Виктор взял образок, медленно прочёл на пуговице выгравированную надпись «Монтана», сначала не отреагировал, просто кивнул. Но когда Лариса уже ушла, пообещав время от времени звонить на дачу и справляться как там дела у «колхозников», он уставился сначала на пуговицу, потом на Машу.

– Что ты так на меня смотришь? Что-то не так? – Маша на всякий случай утёрла рот, думая, что причиной пристального взгляда является её внешность. Но Виктор медленно покачал головой:

– Интересно, откуда у Ларисы пуговица от новых джинсов Стальнова?

Шумкин на вопрос прекратил размешивать чай, рассеянно пожал плечами, совершенно не понимая о чём речь, и потянулся-таки к колбасе, уложенной на блюдце. Этого никто не заметил. Маша взяла из рук жениха пуговицу, прочла:

– Монтана. Американская фирма, – уточнила она. Кранчевский смотрел всё также растерянно:

– Понятно, что не советская. Вот только как эта пуговица попала к Ларисе, если джинсы Вовке купили родители? Во всяком случае, он нам так сказал.

Возвращая пуговицу, Маша подозрительно усмехнулась, тут же обнаружила недостачу на столе колбасы, отняла от Шумкина блюдце, поставила его перед женихом и, дождавшись, пока Виктор примется за докторскую, принялась собирать со стола грязную посуду. Виктор наморщил лоб, встал и принялся медленно ходить по кухне, то сжимая пуговицу в руке и глядя на пейзаж за окном, то разжимая руку и снова и снова разглядывая кусок металла с гравировкой. На ходу он жевал бутерброд. Маша мыла посуду и осматривала ребят через плечо. Наконец, задумчивость Виктора и заторможенность Шумкина, покончившего с колбасой и перешедшего на сгущёнку, опрометчиво выставленную для кофе, куда первокурсник окунал ложку основательно и почти грубо, тяжело зачерпывал ею сладость и полную нёс ко рту, вывели девушку из себя:

– А не кажется ли вам, ребята, что вас обоих уже давно ждут в институте?

Вопрос прервал состояние неработоспособности.

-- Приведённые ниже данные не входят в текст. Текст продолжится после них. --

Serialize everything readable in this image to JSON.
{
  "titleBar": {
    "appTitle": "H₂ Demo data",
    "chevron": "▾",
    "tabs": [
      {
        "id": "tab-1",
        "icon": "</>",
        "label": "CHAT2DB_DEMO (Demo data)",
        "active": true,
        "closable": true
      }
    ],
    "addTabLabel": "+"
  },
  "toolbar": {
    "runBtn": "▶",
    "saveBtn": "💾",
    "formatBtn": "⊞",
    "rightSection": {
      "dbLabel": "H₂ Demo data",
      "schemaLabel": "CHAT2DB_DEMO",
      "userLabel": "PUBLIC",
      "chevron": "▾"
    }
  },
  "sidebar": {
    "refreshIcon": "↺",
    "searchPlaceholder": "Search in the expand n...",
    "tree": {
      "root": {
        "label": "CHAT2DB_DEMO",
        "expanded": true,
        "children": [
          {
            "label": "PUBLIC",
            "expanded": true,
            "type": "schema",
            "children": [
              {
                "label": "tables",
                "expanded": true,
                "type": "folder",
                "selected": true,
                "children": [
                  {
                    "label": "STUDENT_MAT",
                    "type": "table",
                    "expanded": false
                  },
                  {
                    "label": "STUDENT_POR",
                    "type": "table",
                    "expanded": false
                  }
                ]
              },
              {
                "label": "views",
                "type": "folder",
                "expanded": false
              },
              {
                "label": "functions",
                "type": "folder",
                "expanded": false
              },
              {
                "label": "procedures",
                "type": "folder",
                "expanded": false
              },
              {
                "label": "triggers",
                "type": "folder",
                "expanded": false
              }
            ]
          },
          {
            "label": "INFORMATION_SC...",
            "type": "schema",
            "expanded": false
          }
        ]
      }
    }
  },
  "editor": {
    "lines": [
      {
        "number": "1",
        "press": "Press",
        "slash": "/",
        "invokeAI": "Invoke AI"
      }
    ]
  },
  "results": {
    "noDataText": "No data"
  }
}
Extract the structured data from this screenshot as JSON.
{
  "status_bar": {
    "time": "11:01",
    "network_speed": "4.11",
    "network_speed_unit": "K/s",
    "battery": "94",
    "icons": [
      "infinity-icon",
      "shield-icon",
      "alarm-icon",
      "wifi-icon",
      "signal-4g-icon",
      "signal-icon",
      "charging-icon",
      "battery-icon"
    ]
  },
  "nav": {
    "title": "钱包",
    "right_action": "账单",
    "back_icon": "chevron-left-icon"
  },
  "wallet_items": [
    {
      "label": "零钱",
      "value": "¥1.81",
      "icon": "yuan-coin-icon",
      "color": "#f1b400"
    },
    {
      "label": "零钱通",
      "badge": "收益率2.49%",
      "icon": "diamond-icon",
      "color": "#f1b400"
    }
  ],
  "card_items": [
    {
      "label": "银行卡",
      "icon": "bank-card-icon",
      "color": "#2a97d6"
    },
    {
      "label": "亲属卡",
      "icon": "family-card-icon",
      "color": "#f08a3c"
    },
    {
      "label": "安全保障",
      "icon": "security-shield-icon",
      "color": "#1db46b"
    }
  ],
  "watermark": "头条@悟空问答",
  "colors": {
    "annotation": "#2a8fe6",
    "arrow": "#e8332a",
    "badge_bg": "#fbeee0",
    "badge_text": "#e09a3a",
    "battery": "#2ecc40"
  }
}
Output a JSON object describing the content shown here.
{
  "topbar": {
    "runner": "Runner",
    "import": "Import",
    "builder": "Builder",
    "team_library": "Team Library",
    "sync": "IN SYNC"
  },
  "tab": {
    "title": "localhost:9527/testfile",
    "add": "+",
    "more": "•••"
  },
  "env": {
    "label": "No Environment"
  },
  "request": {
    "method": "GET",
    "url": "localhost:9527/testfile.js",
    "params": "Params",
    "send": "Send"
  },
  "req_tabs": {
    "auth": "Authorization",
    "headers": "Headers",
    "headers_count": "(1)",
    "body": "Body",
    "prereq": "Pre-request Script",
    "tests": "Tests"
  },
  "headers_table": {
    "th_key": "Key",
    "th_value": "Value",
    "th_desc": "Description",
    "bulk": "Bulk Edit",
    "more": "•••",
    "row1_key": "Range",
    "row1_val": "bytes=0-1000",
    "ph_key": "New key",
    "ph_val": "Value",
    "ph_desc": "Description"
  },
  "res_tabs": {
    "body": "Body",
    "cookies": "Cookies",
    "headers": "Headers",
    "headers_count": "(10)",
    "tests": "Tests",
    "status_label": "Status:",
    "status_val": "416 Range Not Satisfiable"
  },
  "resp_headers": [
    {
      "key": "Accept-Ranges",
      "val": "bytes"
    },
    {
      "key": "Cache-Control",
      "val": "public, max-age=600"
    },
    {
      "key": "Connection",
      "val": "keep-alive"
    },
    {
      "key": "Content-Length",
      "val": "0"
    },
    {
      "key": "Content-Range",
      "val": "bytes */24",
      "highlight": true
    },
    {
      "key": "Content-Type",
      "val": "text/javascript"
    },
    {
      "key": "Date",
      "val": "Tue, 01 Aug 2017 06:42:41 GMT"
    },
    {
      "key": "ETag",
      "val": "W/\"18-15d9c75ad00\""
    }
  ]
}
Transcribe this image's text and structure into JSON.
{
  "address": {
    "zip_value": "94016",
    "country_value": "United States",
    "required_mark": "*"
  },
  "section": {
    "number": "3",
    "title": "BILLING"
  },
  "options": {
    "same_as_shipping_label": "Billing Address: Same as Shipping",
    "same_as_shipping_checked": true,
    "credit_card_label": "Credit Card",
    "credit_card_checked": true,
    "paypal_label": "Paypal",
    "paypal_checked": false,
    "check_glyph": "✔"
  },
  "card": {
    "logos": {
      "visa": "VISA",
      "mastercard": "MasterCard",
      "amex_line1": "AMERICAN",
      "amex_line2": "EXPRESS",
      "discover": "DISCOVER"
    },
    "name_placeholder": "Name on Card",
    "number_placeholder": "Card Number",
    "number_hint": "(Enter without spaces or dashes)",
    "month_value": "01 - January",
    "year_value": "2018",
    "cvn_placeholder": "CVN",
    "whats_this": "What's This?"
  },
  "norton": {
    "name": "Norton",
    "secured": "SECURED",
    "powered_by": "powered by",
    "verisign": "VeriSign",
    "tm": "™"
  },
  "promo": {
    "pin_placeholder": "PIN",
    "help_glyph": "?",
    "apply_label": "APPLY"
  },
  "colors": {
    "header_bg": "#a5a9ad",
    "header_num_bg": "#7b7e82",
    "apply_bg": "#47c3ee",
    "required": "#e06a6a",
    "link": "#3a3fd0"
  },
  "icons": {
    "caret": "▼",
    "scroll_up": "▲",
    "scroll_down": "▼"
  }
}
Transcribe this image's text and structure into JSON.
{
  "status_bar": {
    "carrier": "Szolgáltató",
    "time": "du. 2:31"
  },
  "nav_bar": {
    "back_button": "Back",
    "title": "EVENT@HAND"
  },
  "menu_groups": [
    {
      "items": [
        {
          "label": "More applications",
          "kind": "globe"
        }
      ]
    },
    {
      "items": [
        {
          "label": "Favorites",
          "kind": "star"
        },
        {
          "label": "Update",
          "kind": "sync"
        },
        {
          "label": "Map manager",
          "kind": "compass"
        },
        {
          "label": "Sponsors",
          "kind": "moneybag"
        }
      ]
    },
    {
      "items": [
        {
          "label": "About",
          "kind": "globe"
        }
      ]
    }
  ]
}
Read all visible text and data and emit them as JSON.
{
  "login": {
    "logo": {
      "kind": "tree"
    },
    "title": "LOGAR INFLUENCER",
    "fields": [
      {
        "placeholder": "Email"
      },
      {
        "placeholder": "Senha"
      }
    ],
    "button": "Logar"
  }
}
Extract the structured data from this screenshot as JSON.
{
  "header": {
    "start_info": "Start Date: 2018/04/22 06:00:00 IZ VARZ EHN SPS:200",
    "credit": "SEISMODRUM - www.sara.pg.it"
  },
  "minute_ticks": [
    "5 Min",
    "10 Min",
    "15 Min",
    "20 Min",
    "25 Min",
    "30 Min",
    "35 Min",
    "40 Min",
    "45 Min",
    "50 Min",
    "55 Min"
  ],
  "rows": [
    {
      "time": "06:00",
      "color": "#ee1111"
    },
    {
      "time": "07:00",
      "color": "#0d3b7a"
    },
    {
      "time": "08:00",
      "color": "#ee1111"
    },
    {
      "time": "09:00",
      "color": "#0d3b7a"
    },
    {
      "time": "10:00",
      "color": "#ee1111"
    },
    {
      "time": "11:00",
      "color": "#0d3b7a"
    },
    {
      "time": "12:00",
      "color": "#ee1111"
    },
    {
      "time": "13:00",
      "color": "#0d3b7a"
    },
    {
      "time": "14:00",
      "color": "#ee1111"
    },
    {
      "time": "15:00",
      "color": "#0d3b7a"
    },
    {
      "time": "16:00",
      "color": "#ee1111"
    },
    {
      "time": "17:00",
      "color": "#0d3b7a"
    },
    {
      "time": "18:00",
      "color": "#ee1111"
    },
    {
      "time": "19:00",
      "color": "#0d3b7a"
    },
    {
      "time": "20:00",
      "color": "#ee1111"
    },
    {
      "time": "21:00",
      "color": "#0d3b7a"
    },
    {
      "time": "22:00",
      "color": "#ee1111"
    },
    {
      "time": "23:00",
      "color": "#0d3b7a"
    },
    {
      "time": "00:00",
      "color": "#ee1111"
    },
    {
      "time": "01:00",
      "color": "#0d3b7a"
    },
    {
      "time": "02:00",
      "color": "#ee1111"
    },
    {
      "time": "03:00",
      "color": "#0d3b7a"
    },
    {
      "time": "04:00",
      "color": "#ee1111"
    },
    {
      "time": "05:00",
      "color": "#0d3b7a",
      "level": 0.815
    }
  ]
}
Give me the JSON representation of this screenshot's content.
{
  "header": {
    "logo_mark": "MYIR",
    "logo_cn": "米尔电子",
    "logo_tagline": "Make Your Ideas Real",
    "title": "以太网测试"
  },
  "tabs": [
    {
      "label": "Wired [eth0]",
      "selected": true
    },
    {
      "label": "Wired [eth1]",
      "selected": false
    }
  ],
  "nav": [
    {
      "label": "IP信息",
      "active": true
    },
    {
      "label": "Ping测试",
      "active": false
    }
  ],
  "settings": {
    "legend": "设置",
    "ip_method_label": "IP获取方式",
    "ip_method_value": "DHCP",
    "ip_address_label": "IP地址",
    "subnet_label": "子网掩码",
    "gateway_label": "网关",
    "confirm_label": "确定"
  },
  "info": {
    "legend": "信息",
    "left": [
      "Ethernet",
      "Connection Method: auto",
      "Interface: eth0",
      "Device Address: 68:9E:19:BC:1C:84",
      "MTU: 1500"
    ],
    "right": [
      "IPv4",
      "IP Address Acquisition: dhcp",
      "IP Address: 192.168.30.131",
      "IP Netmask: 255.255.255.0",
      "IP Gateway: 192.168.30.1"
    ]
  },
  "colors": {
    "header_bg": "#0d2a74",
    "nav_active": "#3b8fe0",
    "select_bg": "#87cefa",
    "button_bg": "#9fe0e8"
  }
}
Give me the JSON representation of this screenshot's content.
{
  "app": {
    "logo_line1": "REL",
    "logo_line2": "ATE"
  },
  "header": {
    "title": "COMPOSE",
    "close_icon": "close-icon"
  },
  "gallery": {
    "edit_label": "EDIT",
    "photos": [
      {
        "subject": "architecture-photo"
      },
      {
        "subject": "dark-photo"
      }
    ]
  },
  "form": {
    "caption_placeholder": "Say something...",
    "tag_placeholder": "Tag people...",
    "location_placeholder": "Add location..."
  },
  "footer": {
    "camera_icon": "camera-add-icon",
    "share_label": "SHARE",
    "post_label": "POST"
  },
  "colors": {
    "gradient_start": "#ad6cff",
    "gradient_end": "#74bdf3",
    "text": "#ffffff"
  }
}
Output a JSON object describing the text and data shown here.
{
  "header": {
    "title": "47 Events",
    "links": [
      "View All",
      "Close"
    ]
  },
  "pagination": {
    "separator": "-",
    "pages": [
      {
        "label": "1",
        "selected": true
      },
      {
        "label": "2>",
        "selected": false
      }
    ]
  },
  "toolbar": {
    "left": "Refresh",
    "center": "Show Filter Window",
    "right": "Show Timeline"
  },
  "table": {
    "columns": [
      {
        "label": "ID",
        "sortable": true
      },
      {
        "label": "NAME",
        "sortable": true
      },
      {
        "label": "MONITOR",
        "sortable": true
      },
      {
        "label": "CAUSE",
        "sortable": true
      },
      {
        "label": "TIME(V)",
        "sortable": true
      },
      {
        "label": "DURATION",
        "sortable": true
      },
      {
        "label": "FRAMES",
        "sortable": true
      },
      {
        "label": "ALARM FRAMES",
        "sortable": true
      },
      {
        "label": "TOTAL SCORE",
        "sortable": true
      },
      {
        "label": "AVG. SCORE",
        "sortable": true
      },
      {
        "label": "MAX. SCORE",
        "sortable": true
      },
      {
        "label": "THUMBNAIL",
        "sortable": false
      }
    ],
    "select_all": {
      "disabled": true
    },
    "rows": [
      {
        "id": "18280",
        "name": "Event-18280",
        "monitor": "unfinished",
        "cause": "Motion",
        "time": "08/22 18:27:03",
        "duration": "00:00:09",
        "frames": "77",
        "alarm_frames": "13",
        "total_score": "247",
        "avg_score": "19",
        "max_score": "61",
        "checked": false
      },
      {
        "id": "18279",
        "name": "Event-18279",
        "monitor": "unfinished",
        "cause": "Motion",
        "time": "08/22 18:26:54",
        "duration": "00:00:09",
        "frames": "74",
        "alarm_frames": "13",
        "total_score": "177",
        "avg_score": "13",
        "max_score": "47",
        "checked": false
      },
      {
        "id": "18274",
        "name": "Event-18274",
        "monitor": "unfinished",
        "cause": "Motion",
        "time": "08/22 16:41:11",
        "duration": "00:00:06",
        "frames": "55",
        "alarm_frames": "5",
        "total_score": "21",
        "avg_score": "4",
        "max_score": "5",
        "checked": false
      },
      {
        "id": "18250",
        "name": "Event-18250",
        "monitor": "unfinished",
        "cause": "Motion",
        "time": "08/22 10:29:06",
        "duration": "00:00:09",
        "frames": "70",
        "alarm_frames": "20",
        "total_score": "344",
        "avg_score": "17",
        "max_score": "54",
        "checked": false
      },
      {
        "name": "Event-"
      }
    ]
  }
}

Оба парня резко кивнули и пошли по комнатам; им действительно уже давно пора было уходить. Но если Шумкин, только теперь осознавая, что опаздывает, заторопился, забегал по комнате, вынося рюкзак и сумку с вещами к выходу, то Кранчевский наоборот медлил, то и дело поглядывая на степень готовности товарища покинуть дачу. Перед расставанием с Машей Виктору очень хотелось наконец-то побыть с невестой наедине. С усмешкой поглядывая на делано озабоченный вид Виктора при сборе на кафедру, Маша прекрасно понимала почему он отказался пойти с новым жильцом вместе до института, кивнув на туалетную комнату и сославшись на необходимость «посидеть-подумать».